Damian Antonowicz

Lessons learned from using a personal AI call assistant

Why?

A few months ago, on social media I saw several posts about creating a personal AI call assistant that receives calls and has conversations with a callers. Afterwards, a summary of the call is sent to the owner of the phone number.

This sounded like a great idea to me. If I can’t pick up the call, then my personal AI assistant will ask for the details and send me a summary over Internet communicator. I would know who had called me and why!

I decided to give it a try and see how it could work in practice.

How?

To create a personal AI assistant we need to combine a few services:
1. Twilio – allows to create a phone number to which calls will be redirected if I cannot pick up
2. ElevenLabs – offers an AI agent that can talk to callers
3. Make – allows to create orchestrations
4. Mobile telephone operator – call redirection to Twilio if the call cannot be picked up

The usage of mentioned services together is shown in the diagram below:

If I cannot pick up the call, it is redirected to a Twilio number, where ElevanLabs AI agents ask the caller for details.
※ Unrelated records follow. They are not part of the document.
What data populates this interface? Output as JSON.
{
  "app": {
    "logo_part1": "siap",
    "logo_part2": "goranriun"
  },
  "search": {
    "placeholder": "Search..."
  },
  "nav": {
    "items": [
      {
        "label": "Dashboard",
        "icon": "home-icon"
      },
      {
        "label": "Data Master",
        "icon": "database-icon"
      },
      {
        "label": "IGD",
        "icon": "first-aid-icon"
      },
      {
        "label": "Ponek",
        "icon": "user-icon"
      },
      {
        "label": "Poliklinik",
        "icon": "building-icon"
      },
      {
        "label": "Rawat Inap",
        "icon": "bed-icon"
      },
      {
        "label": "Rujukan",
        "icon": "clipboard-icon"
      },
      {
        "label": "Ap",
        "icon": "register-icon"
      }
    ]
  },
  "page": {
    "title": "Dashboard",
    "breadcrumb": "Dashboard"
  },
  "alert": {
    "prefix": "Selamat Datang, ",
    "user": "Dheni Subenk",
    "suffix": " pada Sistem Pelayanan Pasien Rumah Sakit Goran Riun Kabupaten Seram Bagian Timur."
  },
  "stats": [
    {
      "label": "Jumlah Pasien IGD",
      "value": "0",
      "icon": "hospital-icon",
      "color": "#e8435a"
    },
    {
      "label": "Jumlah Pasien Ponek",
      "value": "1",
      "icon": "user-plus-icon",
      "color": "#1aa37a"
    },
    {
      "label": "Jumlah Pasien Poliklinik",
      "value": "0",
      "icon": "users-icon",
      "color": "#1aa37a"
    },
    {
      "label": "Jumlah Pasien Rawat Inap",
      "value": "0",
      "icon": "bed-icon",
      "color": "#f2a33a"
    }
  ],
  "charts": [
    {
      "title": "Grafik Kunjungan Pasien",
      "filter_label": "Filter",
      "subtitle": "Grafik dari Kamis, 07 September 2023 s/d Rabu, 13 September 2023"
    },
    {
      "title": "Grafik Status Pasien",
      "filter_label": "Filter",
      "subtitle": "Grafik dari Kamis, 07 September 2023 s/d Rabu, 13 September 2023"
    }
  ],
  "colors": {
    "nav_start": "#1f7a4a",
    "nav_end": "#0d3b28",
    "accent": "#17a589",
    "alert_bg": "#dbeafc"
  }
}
Next call transcript is sent to the orchestrator (make.com), which saves full transcript to OneNote and sends the call summary to Telegram.

Costs

Since June 2025 I had following costs:
1. Twilio – 6,5$
2. ElevenLabs – 25$
3. Make – 0$
4. Mobile telephone operator – 56$

Total: 87,5$

Usage

Since June 2025, I have received 70 calls to my personal AI assistant, but there was only one person, who actually had a conversation with my AI assistant, and it was my lovely wife 🙂 However, after a while she stopped talking to AI and reverted to sending me text messages when I didn’t pick up.

What I expected anyway? Almost nobody ever left me a message on a voicemail. Personally, I almost like never left message on voicemail. I would rather call again or send a text message.

Moreover, I’ve noticed that people don’t like talking to AI agents on the phone. Nowadays when you need support from a helpline, you’re first connected with an AI assistant. These assistants are far from perfect and in my experience they never actually help. I always need to talk to living human anyway, which makes whole process just longer.

Summary

The idea of having a personal AI call assistant sounded good. However, in practice it appeared that nobody is using it, which makes total sense when you think about it. On the other hand, it was fun setting up whole thing together to make it work.

2 responses to “Lessons learned from using a personal AI call assistant”

  1. Jakub says:

    I think it’s the same experience people have in US when they use the Google feature that does the same. Almost noone wants to talk to the agent.

    But there the main purpose is to filter out spam callers, so if they don’t want to talk to AI agents – the users are still happy 🙂

  2. Damian Antonowicz says:

    Uh, spam callers are getting even more iritating due to increased amount of those calls. They even started using AI to make spam calls.